There’s a light tapping on the window. As my eye rolls up to look outside, an annoyingly cheerful but yummy looking mouth smiles back at me.  His voice is slightly muffled as he announces himself through the glass.

“Are you Jenny Eppson, yellow Neon JRF-502?”

I nod and straighten up in my driver’s seat, brushing my plain brown hair off my face.  I roll down the window.

“Davis Motors?”

“Yup, Davis Bogart. That’s me.” I pop the hood and step out of the car.  My por little Neon, I grab my poor little suitcase, and set it next to poor little me on the side of the road.  A tall, slightly tanned from working outside, muscled man with dark hair and dark eyes winks at me.

He nods towards my suitcase, “So where you headed?”

“I’m supposed to leave for Hawaii in…” I steal a quick glance at my cell phone. “Make that three hours.”

“Well let’s see what we can do about getting you on your way.”

“Wait a second… Bogart?” I raise my eyebrows at him.  He gave a slight chuckle.
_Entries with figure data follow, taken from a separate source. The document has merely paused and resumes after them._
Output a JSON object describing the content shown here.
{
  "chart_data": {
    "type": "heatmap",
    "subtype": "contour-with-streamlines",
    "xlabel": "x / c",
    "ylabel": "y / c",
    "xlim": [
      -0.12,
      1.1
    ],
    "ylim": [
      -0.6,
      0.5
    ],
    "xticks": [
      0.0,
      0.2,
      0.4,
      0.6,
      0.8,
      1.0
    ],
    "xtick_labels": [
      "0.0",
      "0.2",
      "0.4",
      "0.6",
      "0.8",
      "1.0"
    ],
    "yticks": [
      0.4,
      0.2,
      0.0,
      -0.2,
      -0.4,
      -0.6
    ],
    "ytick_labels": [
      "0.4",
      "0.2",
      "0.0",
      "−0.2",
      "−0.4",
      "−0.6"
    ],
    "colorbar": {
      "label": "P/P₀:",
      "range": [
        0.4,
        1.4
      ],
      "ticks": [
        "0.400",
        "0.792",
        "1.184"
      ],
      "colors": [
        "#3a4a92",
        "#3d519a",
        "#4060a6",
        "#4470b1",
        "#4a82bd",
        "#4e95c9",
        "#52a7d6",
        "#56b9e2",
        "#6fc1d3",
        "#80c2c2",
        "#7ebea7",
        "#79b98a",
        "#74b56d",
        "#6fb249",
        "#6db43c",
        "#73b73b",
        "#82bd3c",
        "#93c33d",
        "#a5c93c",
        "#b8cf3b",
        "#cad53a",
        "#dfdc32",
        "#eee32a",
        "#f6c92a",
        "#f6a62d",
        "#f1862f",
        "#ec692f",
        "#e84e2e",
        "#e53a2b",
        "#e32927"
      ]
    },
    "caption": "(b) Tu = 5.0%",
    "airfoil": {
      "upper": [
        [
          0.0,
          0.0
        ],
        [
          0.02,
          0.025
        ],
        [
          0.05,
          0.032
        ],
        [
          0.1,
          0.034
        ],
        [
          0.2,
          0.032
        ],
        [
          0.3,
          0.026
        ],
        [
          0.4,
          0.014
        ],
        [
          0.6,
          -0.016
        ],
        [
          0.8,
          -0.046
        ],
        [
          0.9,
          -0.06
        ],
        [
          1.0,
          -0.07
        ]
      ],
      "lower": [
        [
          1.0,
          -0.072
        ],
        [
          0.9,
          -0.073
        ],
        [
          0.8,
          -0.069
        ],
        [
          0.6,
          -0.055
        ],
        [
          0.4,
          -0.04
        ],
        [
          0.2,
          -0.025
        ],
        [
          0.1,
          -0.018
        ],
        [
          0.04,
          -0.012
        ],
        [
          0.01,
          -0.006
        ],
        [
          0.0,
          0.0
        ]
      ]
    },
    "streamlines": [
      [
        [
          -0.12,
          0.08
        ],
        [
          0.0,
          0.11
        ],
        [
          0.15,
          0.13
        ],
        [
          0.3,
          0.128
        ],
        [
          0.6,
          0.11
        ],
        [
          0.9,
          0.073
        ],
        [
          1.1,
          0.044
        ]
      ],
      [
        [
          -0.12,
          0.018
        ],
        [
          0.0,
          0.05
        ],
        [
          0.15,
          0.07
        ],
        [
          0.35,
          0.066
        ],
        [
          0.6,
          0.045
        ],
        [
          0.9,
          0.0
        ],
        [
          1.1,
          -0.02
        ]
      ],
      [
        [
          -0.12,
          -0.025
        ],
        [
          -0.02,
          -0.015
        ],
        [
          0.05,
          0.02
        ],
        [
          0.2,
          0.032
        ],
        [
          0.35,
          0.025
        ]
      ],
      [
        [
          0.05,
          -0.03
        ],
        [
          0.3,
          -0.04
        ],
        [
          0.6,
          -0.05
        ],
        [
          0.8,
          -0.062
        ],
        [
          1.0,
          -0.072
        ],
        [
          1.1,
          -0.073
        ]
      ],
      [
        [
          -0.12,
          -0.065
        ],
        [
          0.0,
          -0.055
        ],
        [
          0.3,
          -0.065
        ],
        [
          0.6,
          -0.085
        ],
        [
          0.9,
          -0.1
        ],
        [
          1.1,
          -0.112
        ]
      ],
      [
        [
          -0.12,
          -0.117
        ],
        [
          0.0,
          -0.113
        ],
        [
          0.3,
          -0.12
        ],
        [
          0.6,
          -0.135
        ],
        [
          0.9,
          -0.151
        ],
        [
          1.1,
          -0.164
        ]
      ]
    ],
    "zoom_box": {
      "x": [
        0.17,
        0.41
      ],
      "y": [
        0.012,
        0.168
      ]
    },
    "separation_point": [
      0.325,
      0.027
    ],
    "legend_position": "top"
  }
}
“Yeah, I know. But I’ll tell you what, I’m a huge hit with women over fifty.” He goes over to check my engine.  I watched Yummy Mouth bend over my hood.  Hmm.  Not bad for our generation either.

“Hmm… Looks like your transmission blew. We’re going to have to take it in.”
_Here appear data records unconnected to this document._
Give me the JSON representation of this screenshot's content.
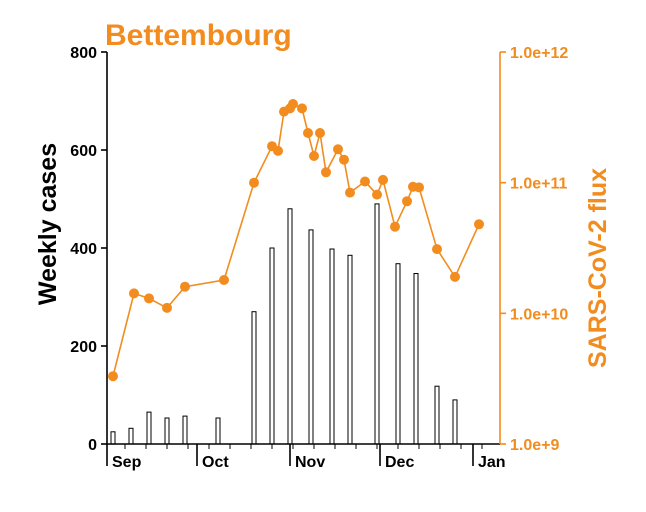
{
  "colors": {
    "accent": "#f28c1e",
    "axis": "#000000",
    "bar_fill": "#ffffff",
    "bar_stroke": "#000000"
  },
  "chart_data": {
    "type": "bar+line",
    "title": "Bettembourg",
    "left_axis": {
      "label": "Weekly cases",
      "range": [
        0,
        800
      ],
      "ticks": [
        0,
        200,
        400,
        600,
        800
      ],
      "tick_labels": [
        "0",
        "200",
        "400",
        "600",
        "800"
      ]
    },
    "right_axis": {
      "label": "SARS-CoV-2 flux",
      "scale": "log",
      "range": [
        1000000000.0,
        1000000000000.0
      ],
      "ticks": [
        1000000000.0,
        10000000000.0,
        100000000000.0,
        1000000000000.0
      ],
      "tick_labels": [
        "1.0e+9",
        "1.0e+10",
        "1.0e+11",
        "1.0e+12"
      ]
    },
    "x_axis": {
      "type": "date",
      "range": [
        "2020-09-01",
        "2021-01-10"
      ],
      "month_labels": [
        {
          "date": "2020-09-01",
          "label": "Sep"
        },
        {
          "date": "2020-10-01",
          "label": "Oct"
        },
        {
          "date": "2020-11-01",
          "label": "Nov"
        },
        {
          "date": "2020-12-01",
          "label": "Dec"
        },
        {
          "date": "2021-01-01",
          "label": "Jan"
        }
      ]
    },
    "bars": {
      "axis": "left",
      "points": [
        {
          "x": "2020-09-03",
          "y": 25
        },
        {
          "x": "2020-09-09",
          "y": 32
        },
        {
          "x": "2020-09-15",
          "y": 65
        },
        {
          "x": "2020-09-21",
          "y": 53
        },
        {
          "x": "2020-09-27",
          "y": 57
        },
        {
          "x": "2020-10-08",
          "y": 53
        },
        {
          "x": "2020-10-20",
          "y": 270
        },
        {
          "x": "2020-10-26",
          "y": 400
        },
        {
          "x": "2020-11-01",
          "y": 480
        },
        {
          "x": "2020-11-08",
          "y": 437
        },
        {
          "x": "2020-11-15",
          "y": 398
        },
        {
          "x": "2020-11-21",
          "y": 385
        },
        {
          "x": "2020-11-30",
          "y": 490
        },
        {
          "x": "2020-12-07",
          "y": 368
        },
        {
          "x": "2020-12-13",
          "y": 348
        },
        {
          "x": "2020-12-20",
          "y": 118
        },
        {
          "x": "2020-12-26",
          "y": 90
        }
      ]
    },
    "line": {
      "axis": "right",
      "points": [
        {
          "x": "2020-09-03",
          "y": 3300000000.0
        },
        {
          "x": "2020-09-10",
          "y": 14200000000.0
        },
        {
          "x": "2020-09-15",
          "y": 13000000000.0
        },
        {
          "x": "2020-09-21",
          "y": 11000000000.0
        },
        {
          "x": "2020-09-27",
          "y": 16000000000.0
        },
        {
          "x": "2020-10-10",
          "y": 18000000000.0
        },
        {
          "x": "2020-10-20",
          "y": 100000000000.0
        },
        {
          "x": "2020-10-26",
          "y": 190000000000.0
        },
        {
          "x": "2020-10-28",
          "y": 175000000000.0
        },
        {
          "x": "2020-10-30",
          "y": 350000000000.0
        },
        {
          "x": "2020-11-01",
          "y": 370000000000.0
        },
        {
          "x": "2020-11-02",
          "y": 400000000000.0
        },
        {
          "x": "2020-11-05",
          "y": 370000000000.0
        },
        {
          "x": "2020-11-07",
          "y": 240000000000.0
        },
        {
          "x": "2020-11-09",
          "y": 160000000000.0
        },
        {
          "x": "2020-11-11",
          "y": 240000000000.0
        },
        {
          "x": "2020-11-13",
          "y": 120000000000.0
        },
        {
          "x": "2020-11-17",
          "y": 180000000000.0
        },
        {
          "x": "2020-11-19",
          "y": 150000000000.0
        },
        {
          "x": "2020-11-21",
          "y": 84000000000.0
        },
        {
          "x": "2020-11-26",
          "y": 102000000000.0
        },
        {
          "x": "2020-11-30",
          "y": 81000000000.0
        },
        {
          "x": "2020-12-02",
          "y": 105000000000.0
        },
        {
          "x": "2020-12-06",
          "y": 46000000000.0
        },
        {
          "x": "2020-12-10",
          "y": 72000000000.0
        },
        {
          "x": "2020-12-12",
          "y": 93000000000.0
        },
        {
          "x": "2020-12-14",
          "y": 92000000000.0
        },
        {
          "x": "2020-12-20",
          "y": 31000000000.0
        },
        {
          "x": "2020-12-26",
          "y": 19000000000.0
        },
        {
          "x": "2021-01-03",
          "y": 48000000000.0
        }
      ]
    }
  }
}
“Nooo! Could this day get any worse?!” I yell to no one in particular.  When I look back down Davis’ eyes widen a little.
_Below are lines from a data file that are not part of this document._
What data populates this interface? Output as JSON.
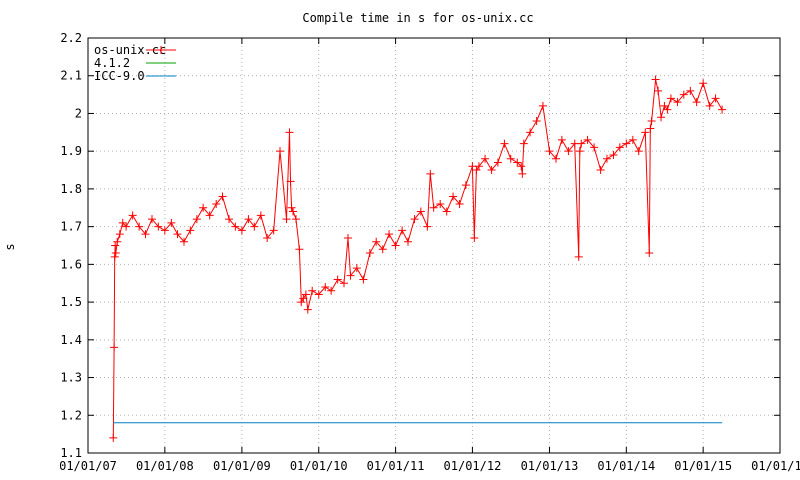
{
  "chart_data": {
    "type": "line",
    "title": "Compile time in s for os-unix.cc",
    "xlabel": "",
    "ylabel": "s",
    "x_is_date": true,
    "xlim": [
      "2007-01-01",
      "2016-01-01"
    ],
    "ylim": [
      1.1,
      2.2
    ],
    "y_ticks": [
      1.1,
      1.2,
      1.3,
      1.4,
      1.5,
      1.6,
      1.7,
      1.8,
      1.9,
      2.0,
      2.1,
      2.2
    ],
    "y_tick_labels": [
      "1.1",
      "1.2",
      "1.3",
      "1.4",
      "1.5",
      "1.6",
      "1.7",
      "1.8",
      "1.9",
      "2",
      "2.1",
      "2.2"
    ],
    "x_ticks": [
      "2007-01-01",
      "2008-01-01",
      "2009-01-01",
      "2010-01-01",
      "2011-01-01",
      "2012-01-01",
      "2013-01-01",
      "2014-01-01",
      "2015-01-01",
      "2016-01-01"
    ],
    "x_tick_labels": [
      "01/01/07",
      "01/01/08",
      "01/01/09",
      "01/01/10",
      "01/01/11",
      "01/01/12",
      "01/01/13",
      "01/01/14",
      "01/01/15",
      "01/01/16"
    ],
    "grid": true,
    "legend_position": "top-left",
    "series": [
      {
        "name": "os-unix.cc",
        "color": "#ff0000",
        "marker": "plus",
        "x": [
          "2007-05-01",
          "2007-05-05",
          "2007-05-08",
          "2007-05-10",
          "2007-05-13",
          "2007-05-20",
          "2007-06-01",
          "2007-06-15",
          "2007-07-01",
          "2007-08-01",
          "2007-09-01",
          "2007-10-01",
          "2007-11-01",
          "2007-12-01",
          "2008-01-01",
          "2008-02-01",
          "2008-03-01",
          "2008-04-01",
          "2008-05-01",
          "2008-06-01",
          "2008-07-01",
          "2008-08-01",
          "2008-09-01",
          "2008-10-01",
          "2008-11-01",
          "2008-12-01",
          "2009-01-01",
          "2009-02-01",
          "2009-03-01",
          "2009-04-01",
          "2009-05-01",
          "2009-06-01",
          "2009-07-01",
          "2009-08-01",
          "2009-08-15",
          "2009-08-20",
          "2009-08-25",
          "2009-09-01",
          "2009-09-15",
          "2009-10-01",
          "2009-10-10",
          "2009-10-20",
          "2009-11-01",
          "2009-11-10",
          "2009-12-01",
          "2010-01-01",
          "2010-02-01",
          "2010-03-01",
          "2010-04-01",
          "2010-05-01",
          "2010-05-20",
          "2010-06-01",
          "2010-07-01",
          "2010-08-01",
          "2010-09-01",
          "2010-10-01",
          "2010-11-01",
          "2010-12-01",
          "2011-01-01",
          "2011-02-01",
          "2011-03-01",
          "2011-04-01",
          "2011-05-01",
          "2011-06-01",
          "2011-06-15",
          "2011-07-01",
          "2011-08-01",
          "2011-09-01",
          "2011-10-01",
          "2011-11-01",
          "2011-12-01",
          "2012-01-01",
          "2012-01-10",
          "2012-01-20",
          "2012-02-01",
          "2012-03-01",
          "2012-04-01",
          "2012-05-01",
          "2012-06-01",
          "2012-07-01",
          "2012-08-01",
          "2012-08-20",
          "2012-08-25",
          "2012-09-01",
          "2012-10-01",
          "2012-11-01",
          "2012-12-01",
          "2013-01-01",
          "2013-02-01",
          "2013-03-01",
          "2013-04-01",
          "2013-05-01",
          "2013-05-20",
          "2013-05-25",
          "2013-06-01",
          "2013-07-01",
          "2013-08-01",
          "2013-09-01",
          "2013-10-01",
          "2013-11-01",
          "2013-12-01",
          "2014-01-01",
          "2014-02-01",
          "2014-03-01",
          "2014-04-01",
          "2014-04-20",
          "2014-04-25",
          "2014-05-01",
          "2014-05-20",
          "2014-06-01",
          "2014-06-15",
          "2014-07-01",
          "2014-07-15",
          "2014-08-01",
          "2014-09-01",
          "2014-10-01",
          "2014-11-01",
          "2014-12-01",
          "2015-01-01",
          "2015-02-01",
          "2015-03-01",
          "2015-04-01"
        ],
        "y": [
          1.14,
          1.38,
          1.62,
          1.65,
          1.63,
          1.66,
          1.68,
          1.71,
          1.7,
          1.73,
          1.7,
          1.68,
          1.72,
          1.7,
          1.69,
          1.71,
          1.68,
          1.66,
          1.69,
          1.72,
          1.75,
          1.73,
          1.76,
          1.78,
          1.72,
          1.7,
          1.69,
          1.72,
          1.7,
          1.73,
          1.67,
          1.69,
          1.9,
          1.72,
          1.95,
          1.82,
          1.75,
          1.74,
          1.72,
          1.64,
          1.5,
          1.51,
          1.52,
          1.48,
          1.53,
          1.52,
          1.54,
          1.53,
          1.56,
          1.55,
          1.67,
          1.57,
          1.59,
          1.56,
          1.63,
          1.66,
          1.64,
          1.68,
          1.65,
          1.69,
          1.66,
          1.72,
          1.74,
          1.7,
          1.84,
          1.75,
          1.76,
          1.74,
          1.78,
          1.76,
          1.81,
          1.86,
          1.67,
          1.85,
          1.86,
          1.88,
          1.85,
          1.87,
          1.92,
          1.88,
          1.87,
          1.86,
          1.84,
          1.92,
          1.95,
          1.98,
          2.02,
          1.9,
          1.88,
          1.93,
          1.9,
          1.92,
          1.62,
          1.9,
          1.92,
          1.93,
          1.91,
          1.85,
          1.88,
          1.89,
          1.91,
          1.92,
          1.93,
          1.9,
          1.95,
          1.63,
          1.96,
          1.98,
          2.09,
          2.06,
          1.99,
          2.02,
          2.01,
          2.04,
          2.03,
          2.05,
          2.06,
          2.03,
          2.08,
          2.02,
          2.04,
          2.01
        ]
      },
      {
        "name": "4.1.2",
        "color": "#00a000",
        "x": [],
        "y": []
      },
      {
        "name": "ICC-9.0",
        "color": "#0080c0",
        "x": [
          "2007-05-01",
          "2015-04-01"
        ],
        "y": [
          1.18,
          1.18
        ]
      }
    ]
  }
}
“Bad day, huh?” he said, handing me a clipboard. “Sign here please.”

“The worst,” I grumble to myself, reluctantly taking the pen and sign my name and car away.

“I’m sorry. We’ll get it back to my garage… Unfortunately, my guys won’t be able to work on the vehicle until Monday.”

“Nooo!” I say again as I kick the tire. Shame on me for buying a Neon.

“Here, hop in the front seat.”  He glanced down at the form.  “Look, it’s late, my shift is almost over… and my mother would be shaking in her curlers if I left a young lady stranded without a ride.  I could give you a lift to the airport. You wouldn’t want to pay for those parking fees anyway.  We’ll store your car, free of charge until we can get to work on it.”

My jaw dropped.  “You don’t have to do that, really.”  I wrinkled my nose. “But if you want to stay in good standing with your mother, you might not want to mention the curlers. Oh, and thank you for calling me young.”  He laughed.

“No really, it’s ok.  My garage is on the way. Besides, we can take the carpool lane and maybe make up for the time you’ve lost from this whole transmission issue of yours.”

His logic and generosity was music to my ears.

“Bogey, I think this is the beginning of a beautiful friendship.”